I’ve been thinking a bit recently about the kinds of accusations “deniers” throw at those engaged in climate scientists. Hoping to write a fuller piece on their tactics, but one particular issue has come to mind reading reports on the recent Association for the Study of Peak Oil/Gas conference.
It currently lives up to its title and provides information on Peak Oil and its likely consequences, but doesn’t particularly advocate action. (As a body – many of its members do as individuals.) This is considered a good thing by at least some who seem unsympathetic to appropriate action, in my mind at least. See this comment on an investment side. The author is most put out that someone from the green sustainability movement was even asked to speak. Compare Erik Curren, a major voice in Transition USA, who feels that they need to campaign, or at least partner with those who do. If the world experts on this subject don’t speak out, then how does the issue gain credibility?
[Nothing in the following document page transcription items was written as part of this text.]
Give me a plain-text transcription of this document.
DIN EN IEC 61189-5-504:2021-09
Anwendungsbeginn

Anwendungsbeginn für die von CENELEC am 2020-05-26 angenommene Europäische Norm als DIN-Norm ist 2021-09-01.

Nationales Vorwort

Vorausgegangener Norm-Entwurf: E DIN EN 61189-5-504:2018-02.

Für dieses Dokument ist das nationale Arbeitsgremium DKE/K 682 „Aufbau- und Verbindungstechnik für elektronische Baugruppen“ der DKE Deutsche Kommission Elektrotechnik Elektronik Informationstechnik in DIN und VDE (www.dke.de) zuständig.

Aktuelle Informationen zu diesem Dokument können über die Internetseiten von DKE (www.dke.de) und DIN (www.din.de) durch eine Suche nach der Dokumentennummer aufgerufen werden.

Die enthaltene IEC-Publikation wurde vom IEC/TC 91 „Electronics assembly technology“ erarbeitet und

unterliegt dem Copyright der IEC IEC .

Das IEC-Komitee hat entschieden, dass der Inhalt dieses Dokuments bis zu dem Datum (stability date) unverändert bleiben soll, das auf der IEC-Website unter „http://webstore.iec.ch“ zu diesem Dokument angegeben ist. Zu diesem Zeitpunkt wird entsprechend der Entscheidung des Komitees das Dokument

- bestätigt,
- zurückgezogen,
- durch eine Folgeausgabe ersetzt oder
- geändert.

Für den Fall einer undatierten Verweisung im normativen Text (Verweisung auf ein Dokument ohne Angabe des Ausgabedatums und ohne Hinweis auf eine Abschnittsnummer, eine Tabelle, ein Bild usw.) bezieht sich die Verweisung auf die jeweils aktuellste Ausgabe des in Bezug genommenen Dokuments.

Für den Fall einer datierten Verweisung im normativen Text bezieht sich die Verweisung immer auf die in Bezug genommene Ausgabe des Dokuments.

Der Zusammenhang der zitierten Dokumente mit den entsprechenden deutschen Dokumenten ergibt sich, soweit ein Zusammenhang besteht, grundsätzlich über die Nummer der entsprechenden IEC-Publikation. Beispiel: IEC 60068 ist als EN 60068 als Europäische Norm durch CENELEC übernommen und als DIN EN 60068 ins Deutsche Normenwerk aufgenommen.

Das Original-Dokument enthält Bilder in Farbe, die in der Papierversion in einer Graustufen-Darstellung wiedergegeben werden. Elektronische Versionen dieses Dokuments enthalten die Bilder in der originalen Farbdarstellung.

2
But that way lies danger too. The IPCC, which does urge action, is frequently accused of comprising only those who are biased that way, and hence compromising scientific neutrality. Or employing only those scientists in the first place who think we should take action. And to be fair, there’s a point here: you do expect people who are willing to put the effort into studying something to be more likely to have a concern about it in the first place – otherwise why bother?
On the other hand, some argue, as did a commenter in the Guardian’s CiF today, that the climate scientists obvious weren’t taking it seriously enough. If they all came out and marched down the street, then this person at least would change their mind on climate change. Or was that just rhetoric?
The questions seem to be: is it possible for a scientist to remain neutral on what they are studying, if they come to the conclusion that urgent action is needed? Should organisations stick to just research, or just campaigning, or try and do both? And how do we respond to accusations of bias?